= John McLeavy Brown =

Irish civil servant (1835–1926)

Sir John McLeavy Brown, (27 November 1835 – 6 April 1926) was an Irish civil servant in the British Colonial Service.

Brown was born in Magheragall, Lisburn, Ireland. After attending Queen's University Belfast and Trinity College Dublin, McLeavy Brown made his way to China, where at age 32 he became first secretary to the Burlingame Mission, the first Chinese diplomatic mission to the United States and Europe.

A lawyer by trade, he later joined the Customs Service in April 1873. In 1874, he was appointed Deputy Commissioner in Canton.

McLeavy Brown impressed his superior, Sir Robert Hart, to the extent that Hart offered him the position of manager of Korea's Customs Department. While serving in this capacity he was offered, by King (later Emperor) Kojong, a position as financial advisor and Chief Commissioner of Customs in 1893.

At the time of his appointment the Japanese legation was in the ascendency.
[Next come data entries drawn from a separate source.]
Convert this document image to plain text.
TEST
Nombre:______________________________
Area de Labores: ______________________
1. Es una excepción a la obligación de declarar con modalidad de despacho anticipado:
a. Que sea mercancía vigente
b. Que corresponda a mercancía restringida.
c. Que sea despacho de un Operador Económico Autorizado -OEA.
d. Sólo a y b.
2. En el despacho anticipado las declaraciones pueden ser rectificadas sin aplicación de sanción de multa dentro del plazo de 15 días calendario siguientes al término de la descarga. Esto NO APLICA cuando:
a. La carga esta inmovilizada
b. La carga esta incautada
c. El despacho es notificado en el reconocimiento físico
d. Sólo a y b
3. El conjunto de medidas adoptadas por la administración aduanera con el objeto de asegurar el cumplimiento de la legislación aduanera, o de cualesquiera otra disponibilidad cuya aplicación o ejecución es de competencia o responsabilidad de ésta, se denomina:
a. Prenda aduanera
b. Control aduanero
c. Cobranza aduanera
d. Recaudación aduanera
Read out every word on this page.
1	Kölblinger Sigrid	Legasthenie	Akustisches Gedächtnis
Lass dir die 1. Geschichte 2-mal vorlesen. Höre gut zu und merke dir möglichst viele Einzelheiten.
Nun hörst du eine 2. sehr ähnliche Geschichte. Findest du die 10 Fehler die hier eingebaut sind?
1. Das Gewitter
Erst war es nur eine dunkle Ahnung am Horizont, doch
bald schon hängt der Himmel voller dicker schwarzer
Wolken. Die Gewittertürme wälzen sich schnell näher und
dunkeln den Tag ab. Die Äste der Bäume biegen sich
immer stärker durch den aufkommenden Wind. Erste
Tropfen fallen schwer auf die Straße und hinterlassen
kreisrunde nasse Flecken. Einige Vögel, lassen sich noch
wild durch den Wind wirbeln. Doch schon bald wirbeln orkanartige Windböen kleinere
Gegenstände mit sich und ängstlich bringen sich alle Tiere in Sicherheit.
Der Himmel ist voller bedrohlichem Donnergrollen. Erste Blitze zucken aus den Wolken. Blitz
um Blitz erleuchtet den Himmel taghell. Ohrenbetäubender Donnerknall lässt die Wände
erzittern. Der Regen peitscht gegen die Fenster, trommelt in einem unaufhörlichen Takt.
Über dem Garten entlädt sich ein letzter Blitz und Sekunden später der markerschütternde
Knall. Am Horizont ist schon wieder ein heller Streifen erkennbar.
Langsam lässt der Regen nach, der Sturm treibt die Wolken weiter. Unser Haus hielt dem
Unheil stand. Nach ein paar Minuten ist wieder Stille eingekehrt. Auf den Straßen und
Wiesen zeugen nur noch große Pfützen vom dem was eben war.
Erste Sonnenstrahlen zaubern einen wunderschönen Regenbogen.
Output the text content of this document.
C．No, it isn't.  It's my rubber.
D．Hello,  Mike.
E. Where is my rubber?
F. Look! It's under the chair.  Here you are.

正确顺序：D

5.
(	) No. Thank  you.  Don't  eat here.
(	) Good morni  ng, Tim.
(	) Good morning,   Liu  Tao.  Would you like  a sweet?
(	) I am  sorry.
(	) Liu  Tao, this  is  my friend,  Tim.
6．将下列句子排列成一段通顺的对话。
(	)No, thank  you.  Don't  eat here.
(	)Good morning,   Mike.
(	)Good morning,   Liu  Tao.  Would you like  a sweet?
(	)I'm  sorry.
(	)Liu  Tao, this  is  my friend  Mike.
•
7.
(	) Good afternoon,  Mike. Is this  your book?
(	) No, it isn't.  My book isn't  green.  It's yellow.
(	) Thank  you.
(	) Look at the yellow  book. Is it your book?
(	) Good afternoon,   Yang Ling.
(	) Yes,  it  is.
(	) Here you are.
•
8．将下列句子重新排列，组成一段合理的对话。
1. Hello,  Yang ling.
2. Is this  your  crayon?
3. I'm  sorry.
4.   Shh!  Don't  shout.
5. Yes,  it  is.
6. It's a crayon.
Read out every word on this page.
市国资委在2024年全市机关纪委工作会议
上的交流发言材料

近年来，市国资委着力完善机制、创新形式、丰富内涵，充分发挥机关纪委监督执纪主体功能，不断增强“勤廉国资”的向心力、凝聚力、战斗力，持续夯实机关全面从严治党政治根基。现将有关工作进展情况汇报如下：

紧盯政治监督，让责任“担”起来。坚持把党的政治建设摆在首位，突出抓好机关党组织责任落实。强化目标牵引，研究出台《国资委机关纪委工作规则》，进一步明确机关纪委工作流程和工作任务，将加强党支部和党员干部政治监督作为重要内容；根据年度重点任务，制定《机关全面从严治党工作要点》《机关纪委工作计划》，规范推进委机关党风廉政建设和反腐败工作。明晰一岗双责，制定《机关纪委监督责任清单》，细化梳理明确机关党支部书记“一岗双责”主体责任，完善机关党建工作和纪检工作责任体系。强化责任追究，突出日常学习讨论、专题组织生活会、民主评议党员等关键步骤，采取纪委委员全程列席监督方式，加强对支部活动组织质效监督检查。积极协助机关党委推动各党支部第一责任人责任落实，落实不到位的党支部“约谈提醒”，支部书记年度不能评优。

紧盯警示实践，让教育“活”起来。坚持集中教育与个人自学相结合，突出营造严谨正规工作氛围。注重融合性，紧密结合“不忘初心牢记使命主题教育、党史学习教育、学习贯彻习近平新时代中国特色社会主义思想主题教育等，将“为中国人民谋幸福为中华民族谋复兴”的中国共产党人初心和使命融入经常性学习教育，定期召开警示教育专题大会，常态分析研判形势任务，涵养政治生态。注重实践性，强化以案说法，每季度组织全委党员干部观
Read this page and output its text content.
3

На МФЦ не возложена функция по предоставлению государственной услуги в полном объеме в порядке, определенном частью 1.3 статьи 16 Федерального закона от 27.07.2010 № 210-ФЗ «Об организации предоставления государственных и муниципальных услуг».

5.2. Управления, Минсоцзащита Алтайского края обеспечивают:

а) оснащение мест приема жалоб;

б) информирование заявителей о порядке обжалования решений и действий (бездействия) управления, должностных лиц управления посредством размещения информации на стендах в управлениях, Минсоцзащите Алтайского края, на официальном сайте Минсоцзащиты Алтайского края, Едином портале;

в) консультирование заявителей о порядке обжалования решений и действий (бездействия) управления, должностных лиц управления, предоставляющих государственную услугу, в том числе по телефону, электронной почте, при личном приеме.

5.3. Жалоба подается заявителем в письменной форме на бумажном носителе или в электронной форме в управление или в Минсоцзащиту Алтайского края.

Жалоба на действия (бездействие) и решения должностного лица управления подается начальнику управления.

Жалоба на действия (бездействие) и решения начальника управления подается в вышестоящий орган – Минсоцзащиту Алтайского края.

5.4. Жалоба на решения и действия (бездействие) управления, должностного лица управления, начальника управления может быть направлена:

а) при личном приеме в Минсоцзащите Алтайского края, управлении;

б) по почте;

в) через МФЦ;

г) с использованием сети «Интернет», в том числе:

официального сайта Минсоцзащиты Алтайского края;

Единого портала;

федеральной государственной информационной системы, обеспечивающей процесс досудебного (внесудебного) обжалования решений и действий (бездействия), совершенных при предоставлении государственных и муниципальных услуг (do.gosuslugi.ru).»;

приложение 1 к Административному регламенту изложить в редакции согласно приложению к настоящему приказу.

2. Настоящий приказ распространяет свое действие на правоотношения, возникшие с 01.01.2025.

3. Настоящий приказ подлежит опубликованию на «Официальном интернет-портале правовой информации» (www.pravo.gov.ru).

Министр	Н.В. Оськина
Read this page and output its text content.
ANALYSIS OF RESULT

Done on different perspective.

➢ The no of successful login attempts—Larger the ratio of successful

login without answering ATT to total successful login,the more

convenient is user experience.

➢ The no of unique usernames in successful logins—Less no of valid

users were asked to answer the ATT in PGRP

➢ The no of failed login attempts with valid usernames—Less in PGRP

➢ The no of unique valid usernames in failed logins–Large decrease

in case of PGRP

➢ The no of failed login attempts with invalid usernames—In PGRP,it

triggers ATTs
Following the murder of Queen Min in 1895, the King fled, but not before signing a decree giving McLeavy Brown absolute control over the treasury.

Following Japan's victory in the Russo Japanese War Japan began to exert more control over Korea and in August 1905 McLeavy Brown left the Customs Department and Korea.

In 1913 he was appointed Counsellor to the Chinese Legation in London, a position he held until his death in 1926.